Tons of my games only work on DOS or Win 9x. I have the original floppies and CDs lying around, basically useless to me unless I install one of those old OSes (except for DOSbox, god I love DOSbox).
IIRC installing Rosetta in Snow Leopard only adds ~100MB.
It was the most elegant way to use software designed for a different processor architecture and so understandably people are pissed off it's not going to work in Lion.
I suggest emailing Apple/Jobs rather than just mouthing off here. You never know, they might listen!
Shouldn't you be asking Epson why they don't support their product by updating their software to operate with current versions of operating systems? They've had five years to update their software to Intel code and haven't bothered to do so, apparently. Or they could just ensure that their current software product (I assume they have one) supports older scanners such as yours.
Companies today are struggling to survive, they can't afford to spend thousands of man hours to upgrade older drivers for a niche market when there was a perfectly fine solution in Rosetta. This is even more true with older games.
The other big concern is many PPC programs simply don't have direct replacements, either the replacement was a different piece of software or it simply isn't as good.
Remember Apple was the one that switched to Intel, not the developers. It's their duty to insure that the transition was smooth to both customers and developers, not the other way around.
Seriously, does anyone still use Quicken on a Mac?
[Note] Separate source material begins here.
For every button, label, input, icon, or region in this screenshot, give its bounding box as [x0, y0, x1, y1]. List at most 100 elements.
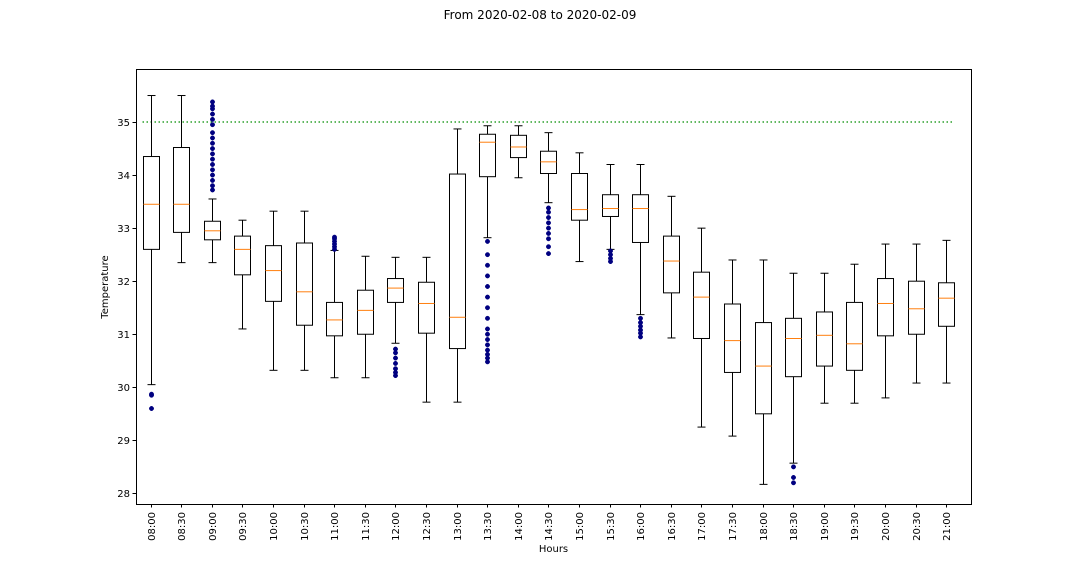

If not, they REALLY need to get with the times. Intuit obviously doesn't care about Mac users, and the software is absolute junk... I hated using Quicken when I got my first Macbook Pro 5 years ago...
Besides, there are so many hosted services out there like Mint.com that do a much better job and work on all platforms.
Call me paranoid, but I don't like the idea of managing my finances with cloud-based applications.